Sonntag, 24. April 2016

Eine Freundschaft

Für viele Jahre galt für mich immer das (etwas überspitzt formulierte) Motto: Freunde sind nur Menschen, die mich noch nicht enttäuscht haben. Das heißt nicht, dass ich keine Freunde gehabt hätte, aber es bedeutet, dass ich selbst meine Freunde aus Angst vor Zurückweisung und Enttäuschung immer auf Distanz gehalten habe. Es fehlte immer das letzte Quentchen Vertrauen, um wirkliche Freundschaft, und damit auch Nähe und Zuneigung wirklich zulassen und auch aushalten zu können.

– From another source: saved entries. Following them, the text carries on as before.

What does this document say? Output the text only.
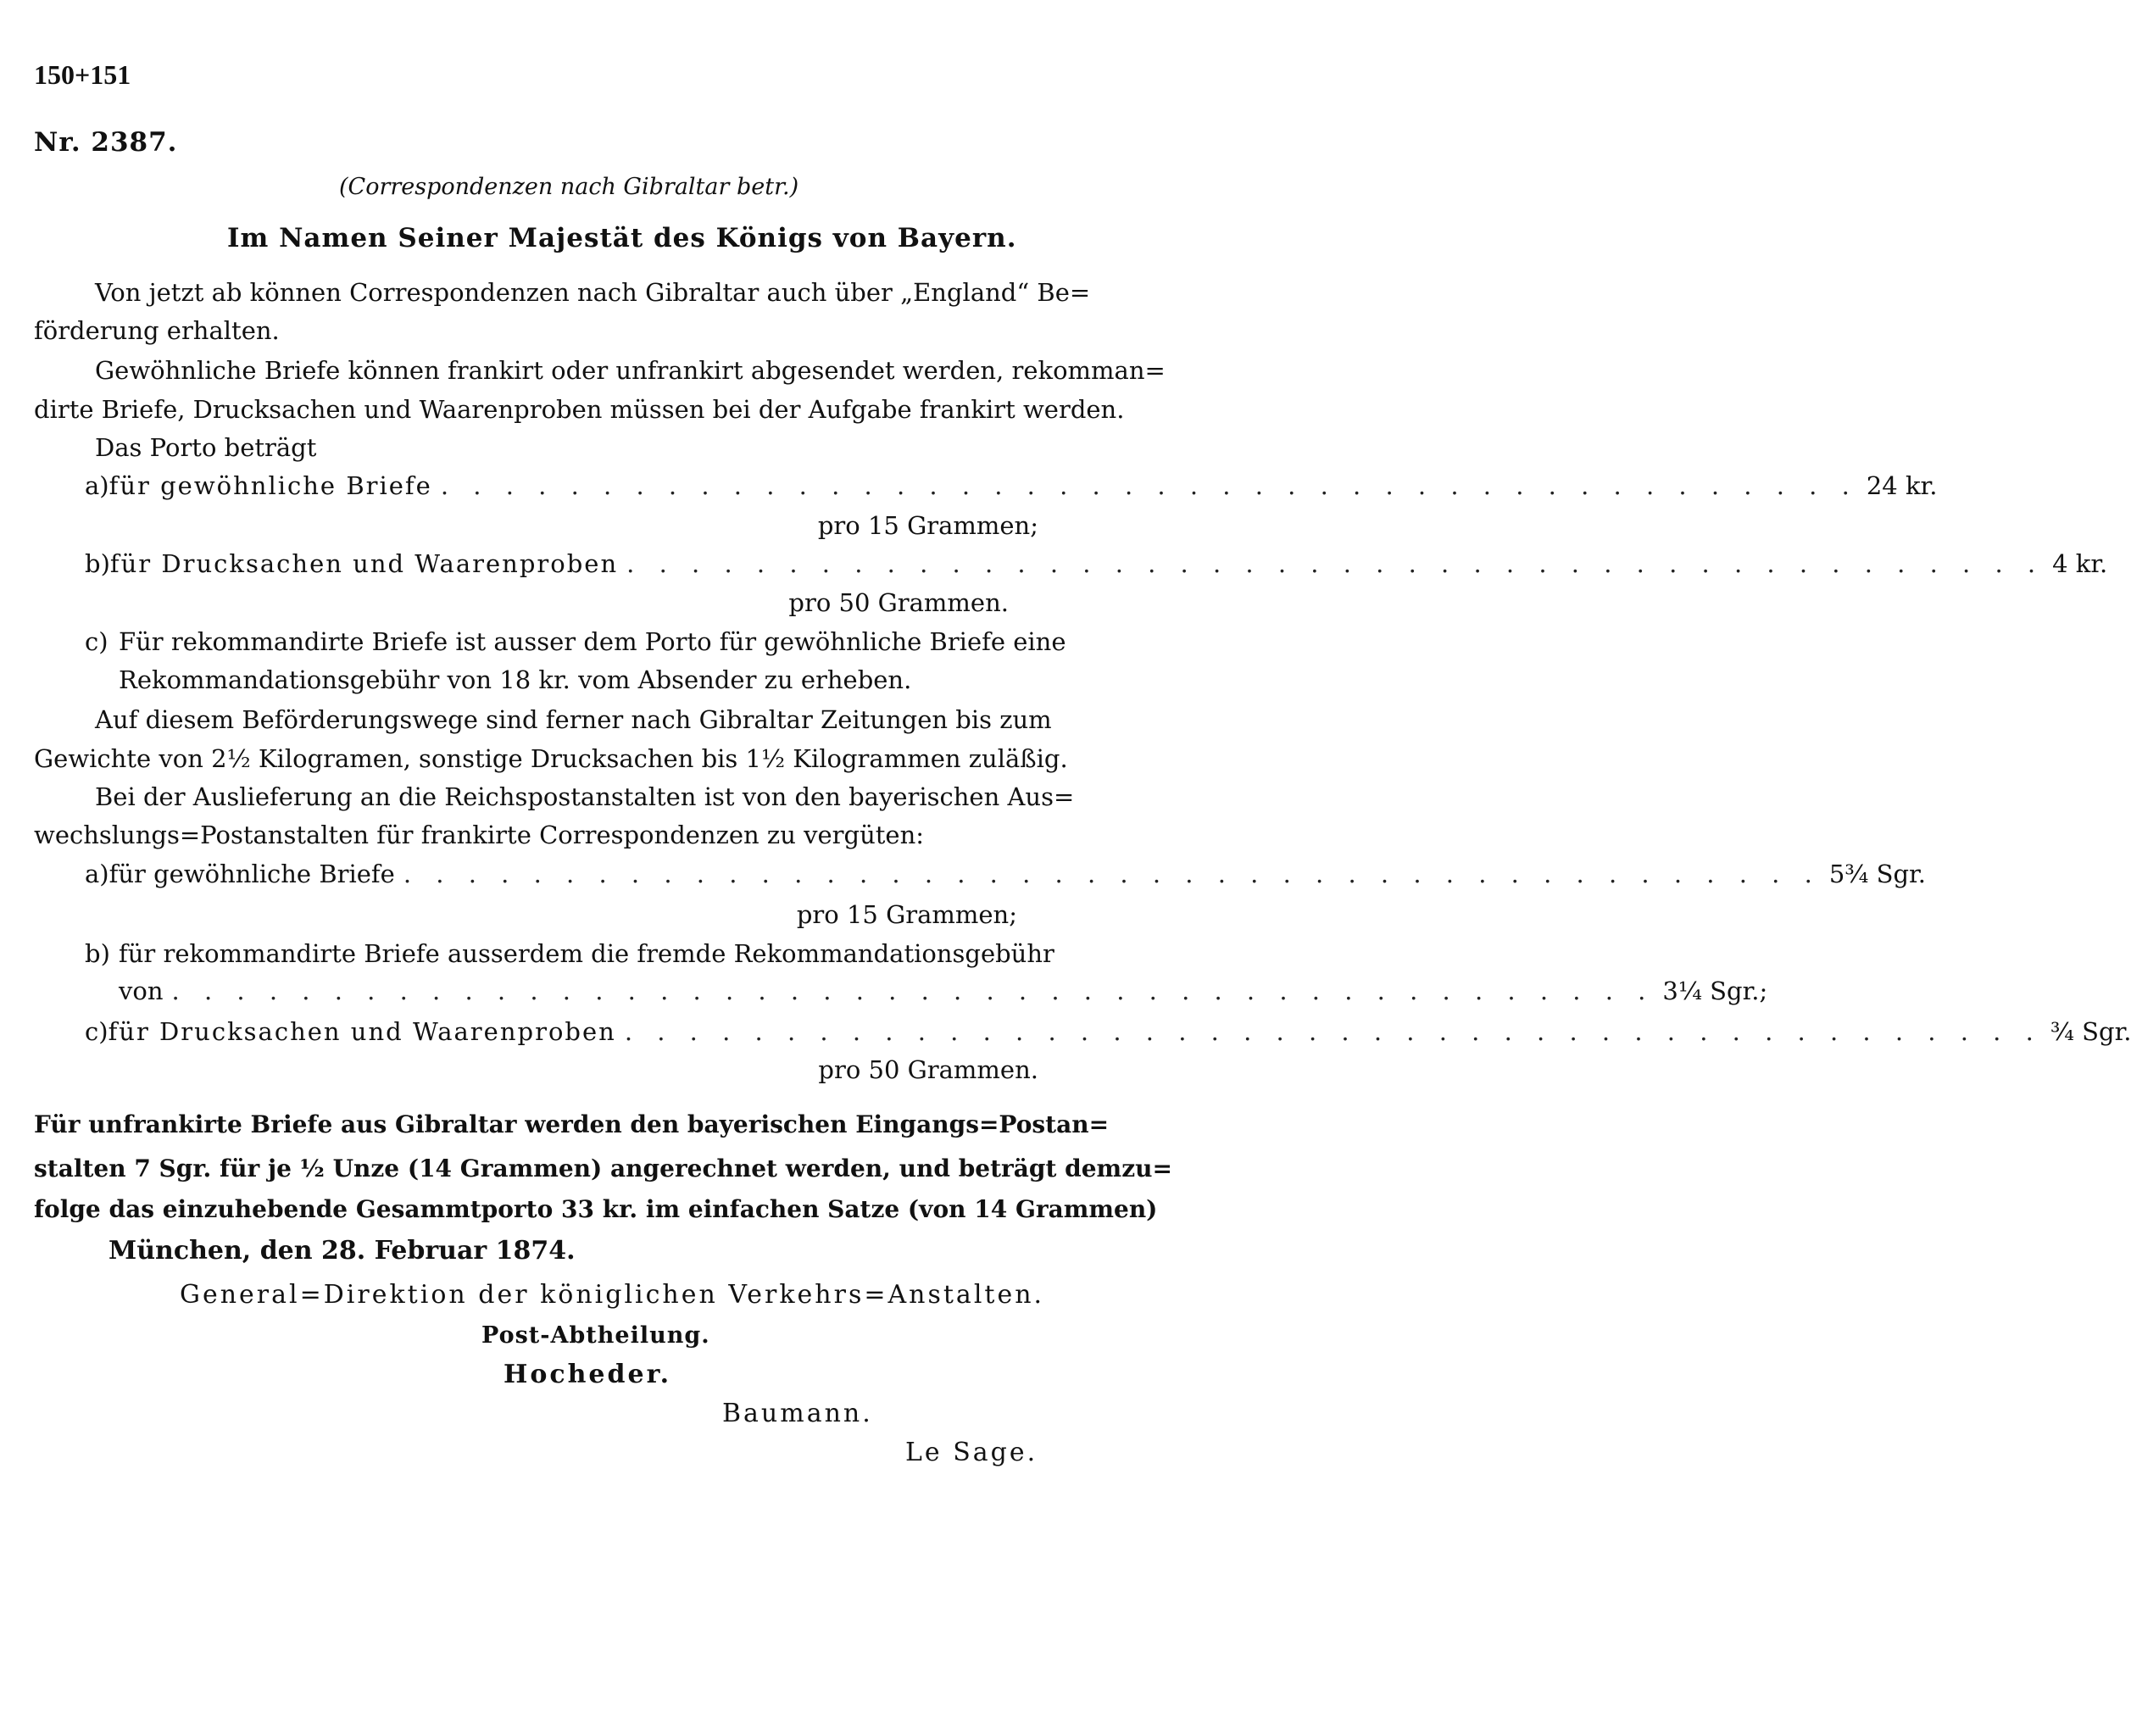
150+151
Nr. 2387.
(Correspondenzen nach Gibraltar betr.)
Im Namen Seiner Majestät des Königs von Bayern.
Von jetzt ab können Correspondenzen nach Gibraltar auch über „England“ Be=
förderung erhalten.
Gewöhnliche Briefe können frankirt oder unfrankirt abgesendet werden, rekomman=
dirte Briefe, Drucksachen und Waarenproben müssen bei der Aufgabe frankirt werden.
Das Porto beträgt
a) für gewöhnliche Briefe . . . . . . . . . . . . . . . . . . . . . . . . . . . . . . . . . . . . . . . . . . . . 24 kr.
pro 15 Grammen;
b) für Drucksachen und Waarenproben . . . . . . . . . . . . . . . . . . . . . . . . . . . . . . . . . . . . . . . . . . . . 4 kr.
pro 50 Grammen.
c) Für rekommandirte Briefe ist ausser dem Porto für gewöhnliche Briefe eine
Rekommandationsgebühr von 18 kr. vom Absender zu erheben.
Auf diesem Beförderungswege sind ferner nach Gibraltar Zeitungen bis zum
Gewichte von 2½ Kilogramen, sonstige Drucksachen bis 1½ Kilogrammen zuläßig.
Bei der Auslieferung an die Reichspostanstalten ist von den bayerischen Aus=
wechslungs=Postanstalten für frankirte Correspondenzen zu vergüten:
a) für gewöhnliche Briefe . . . . . . . . . . . . . . . . . . . . . . . . . . . . . . . . . . . . . . . . . . . . 5¾ Sgr.
pro 15 Grammen;
b) für rekommandirte Briefe ausserdem die fremde Rekommandationsgebühr
von . . . . . . . . . . . . . . . . . . . . . . . . . . . . . . . . . . . . . . . . . . . . . . 3¼ Sgr.;
c) für Drucksachen und Waarenproben . . . . . . . . . . . . . . . . . . . . . . . . . . . . . . . . . . . . . . . . . . . . ¾ Sgr.
pro 50 Grammen.
Für unfrankirte Briefe aus Gibraltar werden den bayerischen Eingangs=Postan=
stalten 7 Sgr. für je ½ Unze (14 Grammen) angerechnet werden, und beträgt demzu=
folge das einzuhebende Gesammtporto 33 kr. im einfachen Satze (von 14 Grammen)
München, den 28. Februar 1874.
General=Direktion der königlichen Verkehrs=Anstalten.
Post-Abtheilung.
Hocheder.
Baumann.
Le Sage.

Es gibt einen Menschen, der mich mit Unterbrechungen seit über fünfundzwanzig Jahren begleitet, und bei dem dieses Motto unversehens immer wieder widerlegt und still und leise außer Kraft gesetzt wurde - ohne, dass es mir wirklich bewusst geworden wäre. Selbst in meinen dunkelsten Zeiten, in denen ich andere Menschen kaum um mich ertragen konnte, war er einfach immer da und machte darum nicht viel Aufhebens. Für ihn war es selbstverständlich, denn er war mein Freund. Im Gegensatz zu mir wusste er immer, was zu tun ist, um mir mein Los erträglicher zu machen und Differenzen schreckten ihn nie wirklich ab. Es gab Zeiten, wo wir räumlich und aus gegenseitiger Kränkung getrennt waren. Aber diese Distanzen waren nie unüberbrückbar. Im Gegenteil: Als wir uns vor einigen Jahren wiedergefunden haben, war es so, als seien lediglich ein paar Wochen vergangen, seitdem wir uns zuletzt gesehen hatten.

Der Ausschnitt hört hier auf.